My teacher asked me: “You did your homework ?”
Öğretmenim bana: “Ödevini yaptın mı” diye sordu.
Canan says: “I like to swim”
Canan “yüzmeyi severim” der.
His father asked me: “Where is Mehmet?”
Onun babası bana: “Mehmet nerede” dedi.
Indirect (Dolaylı) Cümleler
Cümlenin anlamını değiştirmeden kişinin duyduğunu kendi cümleleri ile aktarma şeklidir.
My mother told me she will go to the doctor tomarrow.
Annem bana yarın doktora gideceğini söyledi.
Canan says that she likes to swim.
Canan yüzmeyi sevdiğini söyler.
His father asked me that where was Mehmet?
Onun babası bana Mehmet’in nerede olduğunu sordu.
Direkt cümle endirekt cümleye nasıl çevrilir?
Direkt cümlenin endirekt cümleye çevrilmesinde dikkat edilmesi gereken en önemli nokta zamanlardır.

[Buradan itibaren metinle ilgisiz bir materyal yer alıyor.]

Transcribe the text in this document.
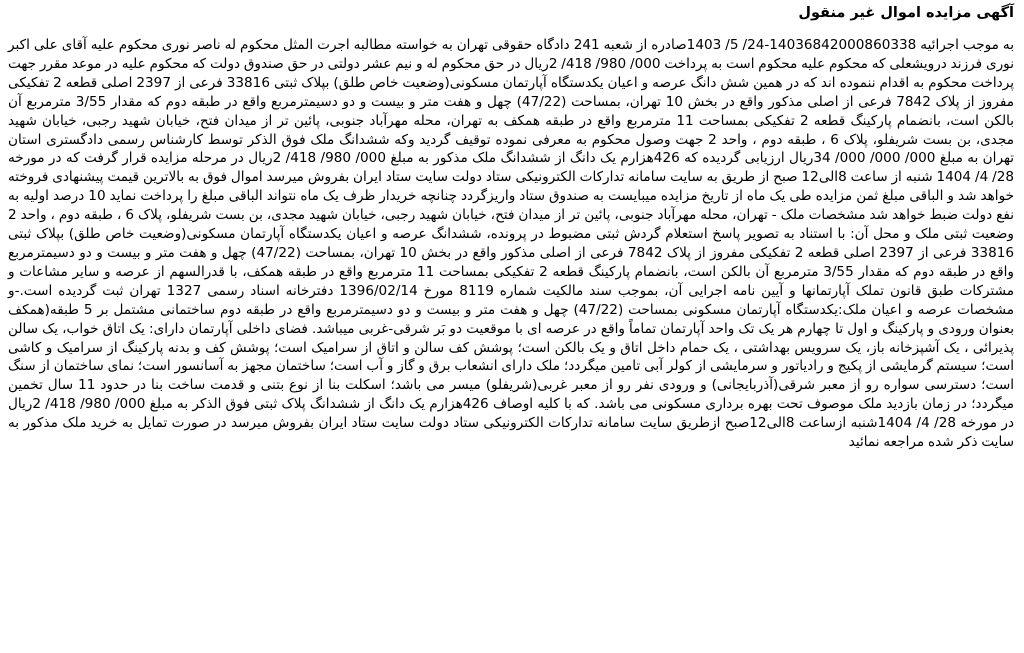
آگهی مزایده اموال غیر منقول

به موجب اجرائیه 14036842000860338-24/ 5/ 1403صادره از شعبه 241 دادگاه حقوقی تهران به خواسته مطالبه اجرت المثل محکوم له ناصر نوری محکوم علیه آقای علی اکبر نوری فرزند درویشعلی که محکوم علیه محکوم است به پرداخت 000/ 980/ 418/ 2ریال در حق محکوم له و نیم عشر دولتی در حق صندوق دولت که محکوم علیه در موعد مقرر جهت پرداخت محکوم به اقدام ننموده اند که در همین شش دانگ عرصه و اعیان یکدستگاه آپارتمان مسکونی(وضعیت خاص طلق) بپلاک ثبتی 33816 فرعی از 2397 اصلی قطعه 2 تفکیکی مفروز از پلاک 7842 فرعی از اصلی مذکور واقع در بخش 10 تهران، بمساحت (47/22) چهل و هفت متر و بیست و دو دسیمترمربع واقع در طبقه دوم که مقدار 3/55 مترمربع آن بالکن است، بانضمام پارکینگ قطعه 2 تفکیکی بمساحت 11 مترمربع واقع در طبقه همکف به تهران، محله مهرآباد جنوبی، پائین تر از میدان فتح، خیابان شهید رجبی، خیابان شهید مجدی، بن بست شریفلو، پلاک 6 ، طبقه دوم ، واحد 2 جهت وصول محکوم به معرفی نموده توقیف گردید وکه ششدانگ ملک فوق الذکر توسط کارشناس رسمی دادگستری استان تهران به مبلغ 000/ 000/ 000/ 34ریال ارزیابی گردیده که 426هزارم یک دانگ از ششدانگ ملک مذکور به مبلغ 000/ 980/ 418/ 2ریال در مرحله مزایده قرار گرفت که در مورخه 28/ 4/ 1404 شنبه از ساعت 8الی12 صبح از طریق به سایت سامانه تدارکات الکترونیکی ستاد دولت سایت ستاد ایران بفروش میرسد اموال فوق به بالاترین قیمت پیشنهادی فروخته خواهد شد و الباقی مبلغ ثمن مزایده طی یک ماه از تاریخ مزایده میبایست به صندوق ستاد واریزگردد چنانچه خریدار ظرف یک ماه نتواند الباقی مبلغ را پرداخت نماید 10 درصد اولیه به نفع دولت ضبط خواهد شد مشخصات ملک - تهران، محله مهرآباد جنوبی، پائین تر از میدان فتح، خیابان شهید رجبی، خیابان شهید مجدی، بن بست شریفلو، پلاک 6 ، طبقه دوم ، واحد 2 وضعیت ثبتی ملک و محل آن: با استناد به تصویر پاسخ استعلام گردش ثبتی مضبوط در پرونده، ششدانگ عرصه و اعیان یکدستگاه آپارتمان مسکونی(وضعیت خاص طلق) بپلاک ثبتی 33816 فرعی از 2397 اصلی قطعه 2 تفکیکی مفروز از پلاک 7842 فرعی از اصلی مذکور واقع در بخش 10 تهران، بمساحت (47/22) چهل و هفت متر و بیست و دو دسیمترمربع واقع در طبقه دوم که مقدار 3/55 مترمربع آن بالکن است، بانضمام پارکینگ قطعه 2 تفکیکی بمساحت 11 مترمربع واقع در طبقه همکف، با قدرالسهم از عرصه و سایر مشاعات و مشترکات طبق قانون تملک آپارتمانها و آیین نامه اجرایی آن، بموجب سند مالکیت شماره 8119 مورخ 1396/02/14 دفترخانه اسناد رسمی 1327 تهران ثبت گردیده است.-و مشخصات عرصه و اعیان ملک:یکدستگاه آپارتمان مسکونی بمساحت (47/22) چهل و هفت متر و بیست و دو دسیمترمربع واقع در طبقه دوم ساختمانی مشتمل بر 5 طبقه(همکف بعنوان ورودی و پارکینگ و اول تا چهارم هر یک تک واحد آپارتمان تماماً واقع در عرصه ای با موقعیت دو بَر شرقی-غربی میباشد. فضای داخلی آپارتمان دارای: یک اتاق خواب، یک سالن پذیرائی ، یک آشپزخانه باز، یک سرویس بهداشتی ، یک حمام داخل اتاق و یک بالکن است؛ پوشش کف سالن و اتاق از سرامیک است؛ پوشش کف و بدنه پارکینگ از سرامیک و کاشی است؛ سیستم گرمایشی از پکیج و رادیاتور و سرمایشی از کولر آبی تامین میگردد؛ ملک دارای انشعاب برق و گاز و آب است؛ ساختمان مجهز به آسانسور است؛ نمای ساختمان از سنگ است؛ دسترسی سواره رو از معبر شرقی(آذربایجانی) و ورودی نفر رو از معبر غربی(شریفلو) میسر می باشد؛ اسکلت بنا از نوع بتنی و قدمت ساخت بنا در حدود 11 سال تخمین میگردد؛ در زمان بازدید ملک موصوف تحت بهره برداری مسکونی می باشد. که با کلیه اوصاف 426هزارم یک دانگ از ششدانگ پلاک ثبتی فوق الذکر به مبلغ 000/ 980/ 418/ 2ریال در مورخه 28/ 4/ 1404شنبه ازساعت 8الی12صبح ازطریق سایت سامانه تدارکات الکترونیکی ستاد دولت سایت ستاد ایران بفروش میرسد در صورت تمایل به خرید ملک مذکور به سایت ذکر شده مراجعه نمائید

Direkt cümlede zaman Endirekt cümlede zaman
Simple present tense Simple past tense
Present continuous tense Past continuous tense
Future tense Conditional
Present perfect tense Past perfect tense
Simple past tense Past perfect tense
He said: I like ice-cream (O “dondurmayı severim” dedi)
He said that he liked ice-cream (O dondurmayı sevdiğini söyledi.
Cansu said: I will go to the cinema (Canan “sinemaya gideceğim” dedi)
Cansu said that she would go to the cinema (Cansu sinemaya gideceğini söyledi)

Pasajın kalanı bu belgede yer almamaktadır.